Monday, January 18, 2016

Reviewing the Review

Nicely nailed by reviewer Richard King:

"The first thing you find when you open Anti-Semitism is an errata slip informing you that its author, Frederic Raphael, has mistaken D.H. Lawrence for T.E. Lawrence, Arthur Koestler for Arthur Schnitzler and the figure of 16,000 for 1600 (the number of Jews killed in Jedwabne, Poland, in 1941). This is not a great start; one is entitled to expect a little more care, especially given the gravity of the subject and the brevity with which it is treated here. But none of these confusions, or all of them together, is a patch on the central confusion of this book, which is the equation of determined criticism of Israel with historical anti-Semitism." (The flawed equation at the heart of a timely analysis, Sydney Morning Herald, 16/1/16)

However:

"For while it is undoubtedly true that the miasma of anti-Semitism surrounds much dark talk about the Israel 'lobby', and true too that many liberals and left-wingers are apt to downplay the anti-Semitism extant within the Muslim community..."

So, Richard, some talk about the "Israel 'lobby'" is OK, but not other? Can you give me examples? And why is the word 'lobby' in inverted commas?  What's that about?

May I suggest that maybe, if you'd taken the time and trouble to read Mearsheimer & Walt's The Israel Lobby & US Foreign Policy, as every informed person should, I really don't think you'd have used inverted commas in this context.

As for slandering Liberals, Left and Muslims in one fell swoop, I could ask you for chapter & verse on this, but, to take another tack: are you aware that, when all is said and done, for a Zionist, you yourself are actually an anti-Semite? As Chaim Weizmann, who should know a thing or two about Zionism, once declared: "Anti-Semitism... is a bacillus which every Gentile carries with him, wherever he goes and however often he denies it." (Richard Crossman, A Nation Reborn: The Israel of Weizmann, Bevin & Ben-Gurion, 1960, p 21)

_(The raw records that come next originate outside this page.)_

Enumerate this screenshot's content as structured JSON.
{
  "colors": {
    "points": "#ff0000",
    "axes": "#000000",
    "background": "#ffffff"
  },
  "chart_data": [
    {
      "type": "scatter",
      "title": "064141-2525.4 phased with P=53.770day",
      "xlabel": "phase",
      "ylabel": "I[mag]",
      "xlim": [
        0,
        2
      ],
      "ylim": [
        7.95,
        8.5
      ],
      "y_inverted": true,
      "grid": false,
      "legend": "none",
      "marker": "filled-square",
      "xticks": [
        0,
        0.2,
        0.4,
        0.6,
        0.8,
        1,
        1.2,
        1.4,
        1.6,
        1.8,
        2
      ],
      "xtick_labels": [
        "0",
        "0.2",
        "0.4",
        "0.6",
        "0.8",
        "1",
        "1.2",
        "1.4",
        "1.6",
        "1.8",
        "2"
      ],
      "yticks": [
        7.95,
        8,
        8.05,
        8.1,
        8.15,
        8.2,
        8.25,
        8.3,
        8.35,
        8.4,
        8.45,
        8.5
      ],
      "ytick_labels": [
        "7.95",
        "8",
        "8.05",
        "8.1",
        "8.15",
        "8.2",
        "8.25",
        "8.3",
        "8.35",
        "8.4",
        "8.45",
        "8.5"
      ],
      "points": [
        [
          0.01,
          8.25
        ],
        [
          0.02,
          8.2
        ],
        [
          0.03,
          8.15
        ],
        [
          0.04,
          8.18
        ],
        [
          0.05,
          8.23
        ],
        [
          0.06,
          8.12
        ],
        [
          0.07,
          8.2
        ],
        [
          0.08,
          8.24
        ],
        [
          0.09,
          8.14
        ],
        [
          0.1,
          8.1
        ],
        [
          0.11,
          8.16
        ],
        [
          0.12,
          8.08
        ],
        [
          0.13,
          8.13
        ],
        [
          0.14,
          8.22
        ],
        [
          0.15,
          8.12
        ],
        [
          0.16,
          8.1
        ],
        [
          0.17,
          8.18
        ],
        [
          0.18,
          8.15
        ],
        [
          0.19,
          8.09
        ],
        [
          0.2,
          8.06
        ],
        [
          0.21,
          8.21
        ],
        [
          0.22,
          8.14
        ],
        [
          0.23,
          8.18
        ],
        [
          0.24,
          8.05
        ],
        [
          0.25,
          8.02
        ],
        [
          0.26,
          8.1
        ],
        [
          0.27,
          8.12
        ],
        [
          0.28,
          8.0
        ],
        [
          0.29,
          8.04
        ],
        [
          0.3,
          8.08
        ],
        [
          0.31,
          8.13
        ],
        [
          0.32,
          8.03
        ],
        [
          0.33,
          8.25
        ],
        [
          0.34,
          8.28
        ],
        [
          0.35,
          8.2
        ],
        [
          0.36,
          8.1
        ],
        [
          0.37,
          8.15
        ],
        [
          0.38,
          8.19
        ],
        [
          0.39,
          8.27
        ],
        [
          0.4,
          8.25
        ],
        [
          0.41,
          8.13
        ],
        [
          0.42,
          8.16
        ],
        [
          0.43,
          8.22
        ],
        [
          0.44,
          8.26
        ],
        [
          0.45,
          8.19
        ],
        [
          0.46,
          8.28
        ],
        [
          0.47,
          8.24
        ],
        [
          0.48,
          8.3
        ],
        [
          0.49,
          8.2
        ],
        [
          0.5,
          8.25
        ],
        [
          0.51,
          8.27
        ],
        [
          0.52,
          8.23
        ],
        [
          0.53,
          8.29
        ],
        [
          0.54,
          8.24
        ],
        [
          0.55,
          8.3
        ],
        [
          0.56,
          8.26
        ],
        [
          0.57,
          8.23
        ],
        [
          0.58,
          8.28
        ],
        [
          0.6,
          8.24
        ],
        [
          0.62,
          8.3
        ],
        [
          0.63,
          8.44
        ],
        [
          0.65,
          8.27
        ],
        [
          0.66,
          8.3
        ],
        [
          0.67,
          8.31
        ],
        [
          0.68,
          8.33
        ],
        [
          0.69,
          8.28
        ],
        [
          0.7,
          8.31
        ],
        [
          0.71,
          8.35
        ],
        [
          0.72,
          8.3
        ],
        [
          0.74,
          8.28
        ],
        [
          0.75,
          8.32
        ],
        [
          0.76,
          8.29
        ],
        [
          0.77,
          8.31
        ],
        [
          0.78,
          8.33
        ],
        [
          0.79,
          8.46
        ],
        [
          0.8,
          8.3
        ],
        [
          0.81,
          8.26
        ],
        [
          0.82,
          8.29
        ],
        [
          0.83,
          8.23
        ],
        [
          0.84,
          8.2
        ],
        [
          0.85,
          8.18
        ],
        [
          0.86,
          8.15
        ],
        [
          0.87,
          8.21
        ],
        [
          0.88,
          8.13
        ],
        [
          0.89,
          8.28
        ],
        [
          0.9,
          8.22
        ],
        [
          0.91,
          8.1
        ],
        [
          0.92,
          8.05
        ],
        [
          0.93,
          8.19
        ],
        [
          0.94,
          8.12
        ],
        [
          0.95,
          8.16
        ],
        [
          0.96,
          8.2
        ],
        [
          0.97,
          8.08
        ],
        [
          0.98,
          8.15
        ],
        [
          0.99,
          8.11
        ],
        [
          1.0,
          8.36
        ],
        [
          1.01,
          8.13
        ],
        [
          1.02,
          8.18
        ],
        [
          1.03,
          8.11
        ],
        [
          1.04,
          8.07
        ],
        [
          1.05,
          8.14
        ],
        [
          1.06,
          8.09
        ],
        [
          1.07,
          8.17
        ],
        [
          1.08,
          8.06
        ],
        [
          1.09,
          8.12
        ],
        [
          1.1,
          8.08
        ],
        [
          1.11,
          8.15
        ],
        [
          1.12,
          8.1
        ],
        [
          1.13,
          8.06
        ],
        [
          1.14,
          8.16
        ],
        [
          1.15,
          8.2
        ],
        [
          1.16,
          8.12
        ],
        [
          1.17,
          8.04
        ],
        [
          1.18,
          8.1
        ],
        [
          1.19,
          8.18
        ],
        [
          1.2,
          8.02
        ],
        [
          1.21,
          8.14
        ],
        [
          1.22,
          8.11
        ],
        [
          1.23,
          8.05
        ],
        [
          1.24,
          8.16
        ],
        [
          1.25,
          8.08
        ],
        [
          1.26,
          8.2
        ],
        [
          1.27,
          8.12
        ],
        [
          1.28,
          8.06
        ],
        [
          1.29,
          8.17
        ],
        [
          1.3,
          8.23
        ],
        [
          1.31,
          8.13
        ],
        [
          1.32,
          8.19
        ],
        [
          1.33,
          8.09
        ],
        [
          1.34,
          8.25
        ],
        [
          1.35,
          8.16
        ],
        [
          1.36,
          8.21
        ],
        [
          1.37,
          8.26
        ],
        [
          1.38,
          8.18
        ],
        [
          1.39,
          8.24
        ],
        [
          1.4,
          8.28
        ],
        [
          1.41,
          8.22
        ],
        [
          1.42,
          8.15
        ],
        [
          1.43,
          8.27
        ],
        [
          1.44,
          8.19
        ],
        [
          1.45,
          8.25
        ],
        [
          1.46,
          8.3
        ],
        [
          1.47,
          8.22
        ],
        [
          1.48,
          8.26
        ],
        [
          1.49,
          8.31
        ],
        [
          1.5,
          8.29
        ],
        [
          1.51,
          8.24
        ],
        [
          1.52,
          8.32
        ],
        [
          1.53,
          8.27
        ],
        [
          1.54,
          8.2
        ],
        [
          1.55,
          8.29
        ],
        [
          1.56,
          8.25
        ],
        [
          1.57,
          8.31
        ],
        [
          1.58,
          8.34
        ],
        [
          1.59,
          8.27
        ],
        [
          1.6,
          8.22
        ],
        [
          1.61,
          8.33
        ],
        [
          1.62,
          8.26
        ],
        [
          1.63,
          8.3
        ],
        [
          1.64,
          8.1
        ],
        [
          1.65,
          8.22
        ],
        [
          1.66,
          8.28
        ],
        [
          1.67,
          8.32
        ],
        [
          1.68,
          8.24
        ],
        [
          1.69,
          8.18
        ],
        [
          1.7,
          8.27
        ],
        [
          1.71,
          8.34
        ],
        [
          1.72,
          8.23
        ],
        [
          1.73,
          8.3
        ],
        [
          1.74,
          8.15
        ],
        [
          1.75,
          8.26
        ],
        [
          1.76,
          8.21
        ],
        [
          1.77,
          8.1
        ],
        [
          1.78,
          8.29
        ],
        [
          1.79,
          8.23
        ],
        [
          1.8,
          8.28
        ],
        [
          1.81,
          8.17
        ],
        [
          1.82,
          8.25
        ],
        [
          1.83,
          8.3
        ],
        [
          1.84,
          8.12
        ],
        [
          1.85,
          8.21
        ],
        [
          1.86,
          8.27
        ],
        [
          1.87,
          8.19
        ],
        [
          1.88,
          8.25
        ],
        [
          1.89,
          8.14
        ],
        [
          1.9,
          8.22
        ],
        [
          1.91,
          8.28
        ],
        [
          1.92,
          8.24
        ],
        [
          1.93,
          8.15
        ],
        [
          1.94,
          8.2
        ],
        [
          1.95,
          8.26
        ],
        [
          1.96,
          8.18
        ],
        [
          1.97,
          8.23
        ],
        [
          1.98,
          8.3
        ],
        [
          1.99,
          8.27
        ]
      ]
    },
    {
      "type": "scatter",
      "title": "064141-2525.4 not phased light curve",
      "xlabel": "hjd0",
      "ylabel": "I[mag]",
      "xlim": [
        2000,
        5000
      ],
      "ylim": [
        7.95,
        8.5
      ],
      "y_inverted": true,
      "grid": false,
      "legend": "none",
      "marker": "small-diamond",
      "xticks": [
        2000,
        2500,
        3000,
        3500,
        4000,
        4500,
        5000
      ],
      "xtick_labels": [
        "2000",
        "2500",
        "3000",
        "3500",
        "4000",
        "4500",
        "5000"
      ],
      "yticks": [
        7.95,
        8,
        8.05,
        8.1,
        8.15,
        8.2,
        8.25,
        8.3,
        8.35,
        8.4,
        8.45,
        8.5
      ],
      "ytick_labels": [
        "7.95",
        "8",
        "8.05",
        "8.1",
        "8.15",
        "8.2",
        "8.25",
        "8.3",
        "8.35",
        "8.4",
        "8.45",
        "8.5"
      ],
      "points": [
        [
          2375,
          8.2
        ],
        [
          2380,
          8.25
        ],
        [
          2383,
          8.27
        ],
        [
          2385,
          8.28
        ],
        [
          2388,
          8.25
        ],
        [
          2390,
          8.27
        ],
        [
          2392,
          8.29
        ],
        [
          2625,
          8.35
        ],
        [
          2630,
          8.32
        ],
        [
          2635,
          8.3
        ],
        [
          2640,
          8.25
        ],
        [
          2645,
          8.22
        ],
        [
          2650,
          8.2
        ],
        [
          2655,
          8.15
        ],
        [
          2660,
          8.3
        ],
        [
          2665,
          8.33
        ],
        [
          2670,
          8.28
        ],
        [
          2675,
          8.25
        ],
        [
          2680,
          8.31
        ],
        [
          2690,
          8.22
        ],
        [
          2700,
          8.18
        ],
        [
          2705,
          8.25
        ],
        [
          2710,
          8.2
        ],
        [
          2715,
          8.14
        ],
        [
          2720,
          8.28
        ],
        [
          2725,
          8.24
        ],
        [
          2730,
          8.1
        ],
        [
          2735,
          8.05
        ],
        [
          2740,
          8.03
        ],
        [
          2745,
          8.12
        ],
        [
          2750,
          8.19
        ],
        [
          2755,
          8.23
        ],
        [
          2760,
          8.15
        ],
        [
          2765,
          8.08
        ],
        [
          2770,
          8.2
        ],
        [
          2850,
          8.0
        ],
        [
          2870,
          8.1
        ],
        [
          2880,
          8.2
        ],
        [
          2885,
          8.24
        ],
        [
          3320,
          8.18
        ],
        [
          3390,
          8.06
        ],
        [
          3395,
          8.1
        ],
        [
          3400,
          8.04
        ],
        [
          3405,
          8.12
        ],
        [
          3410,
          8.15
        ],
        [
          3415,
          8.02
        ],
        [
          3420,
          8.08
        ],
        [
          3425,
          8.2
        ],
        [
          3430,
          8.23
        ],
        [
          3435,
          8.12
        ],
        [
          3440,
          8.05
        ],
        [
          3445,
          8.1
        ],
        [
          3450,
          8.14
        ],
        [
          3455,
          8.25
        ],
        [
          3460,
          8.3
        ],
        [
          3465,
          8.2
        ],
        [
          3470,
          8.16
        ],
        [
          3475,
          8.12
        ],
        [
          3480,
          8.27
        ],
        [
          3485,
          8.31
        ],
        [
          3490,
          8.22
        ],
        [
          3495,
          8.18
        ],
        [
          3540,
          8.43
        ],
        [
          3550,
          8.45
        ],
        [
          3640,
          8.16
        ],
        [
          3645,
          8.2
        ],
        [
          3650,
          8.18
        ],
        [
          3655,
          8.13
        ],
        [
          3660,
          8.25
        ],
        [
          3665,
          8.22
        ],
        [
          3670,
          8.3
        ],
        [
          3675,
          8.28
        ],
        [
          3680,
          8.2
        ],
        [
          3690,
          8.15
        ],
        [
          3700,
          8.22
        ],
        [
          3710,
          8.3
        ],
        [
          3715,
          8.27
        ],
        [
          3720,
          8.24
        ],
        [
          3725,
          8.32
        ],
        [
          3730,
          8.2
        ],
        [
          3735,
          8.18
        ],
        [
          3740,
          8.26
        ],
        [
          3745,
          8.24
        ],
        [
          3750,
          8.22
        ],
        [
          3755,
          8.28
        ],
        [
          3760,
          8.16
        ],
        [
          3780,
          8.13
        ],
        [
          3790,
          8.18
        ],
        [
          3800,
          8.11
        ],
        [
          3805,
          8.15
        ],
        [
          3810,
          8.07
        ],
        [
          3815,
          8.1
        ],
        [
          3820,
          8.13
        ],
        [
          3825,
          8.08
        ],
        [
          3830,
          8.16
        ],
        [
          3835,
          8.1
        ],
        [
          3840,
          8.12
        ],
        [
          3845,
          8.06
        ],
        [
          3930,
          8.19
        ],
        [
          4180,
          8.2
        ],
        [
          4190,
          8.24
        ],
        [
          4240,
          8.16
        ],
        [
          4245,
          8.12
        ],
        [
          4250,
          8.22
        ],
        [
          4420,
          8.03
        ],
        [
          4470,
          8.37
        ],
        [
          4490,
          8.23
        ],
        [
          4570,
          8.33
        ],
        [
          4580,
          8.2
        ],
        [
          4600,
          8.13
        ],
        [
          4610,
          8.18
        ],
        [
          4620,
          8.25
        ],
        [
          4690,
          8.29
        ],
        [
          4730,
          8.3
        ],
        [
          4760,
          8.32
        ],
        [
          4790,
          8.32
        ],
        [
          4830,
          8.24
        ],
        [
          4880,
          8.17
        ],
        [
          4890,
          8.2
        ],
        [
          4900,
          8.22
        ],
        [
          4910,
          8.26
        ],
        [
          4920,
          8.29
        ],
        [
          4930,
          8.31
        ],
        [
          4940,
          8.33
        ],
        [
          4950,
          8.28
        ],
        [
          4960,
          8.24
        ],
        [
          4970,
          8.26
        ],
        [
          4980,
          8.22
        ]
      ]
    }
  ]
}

"Disproportionate our emphasis on Israel may be..."

Hello? "Our emphasis on Israel"?

What with Zionists blowing their own trumpets on every conceivable occasion when they're not crying anti-Semitism; and the media taking extra-special care not to tread on Israel's toes for fear of coming under Israel lobby pressure (Look, Ma, no inverted commas!) or being smeared as anti-Semitic; and our politicians and journalists, so-called, streaming over to the apartheid state for pro-Israel programming; and Israel routinely testing state-of-the-art weaponry on Palestinian guinea-pigs before exporting it to every conceivable trouble spot around the world; and Israeli-PMs twirling US presidents around their little fingers; and... we're placing a disproportionate emphasis on Israel?!

"Though Raphael is right to say that anti-Semitism and 'anti-Zionism' cannot always be neatly separated..."

No, he's not. He's dead wrong.

Look, it's really not that hard, Richard. If you support the existence of a Jewish state in Palestine, you're a Zionist. If you don't, you're an anti-Zionist.  You are either someone who believes that it is right and proper to have a sectarian, ethnocratic state in Palestine, or you aren't.

Richard King btw is the author of a book titled On Offence. I haven't read it, but let me say that if those who make a show of being offended are his subject, and he hasn't got a chapter or two or three on the mob who have made a career out of taking offence at anyone who looks sideways at Israel, aka the Israel lobby, then he needs to do his homework and put out a revised version NOW.

Be that as it may, I'll forgive him for that great intro. above.

As for Frederic Raphael, who, on investigation, turns out to be a novelist and screenwriter, I thought I'd listen to Phillip Adams' interview with the guy (Anti-Semitism then & now, Late Night Live, 26/11/15)

*...*

I heard him [Raphael] say that "Israel has behaved badly," which is based on the incredible assumption that a colonial-settler state which has taken someone else's land, sent its people packing, and refuses them re-entry because it'd mess with the preferred demographic, has the capacity to behave in any other way than badly.

And - *...* - I heard him refer to the "so-called occupied territories."

Without Phillip Adams, who just had to slip in at one point that he was a "philo-Semite," pulling the bugger up, FFS!

1 comment:

Unknown said...

Look, Ma, no inverted comma's! Lol...that made my day. As always thank you Merc.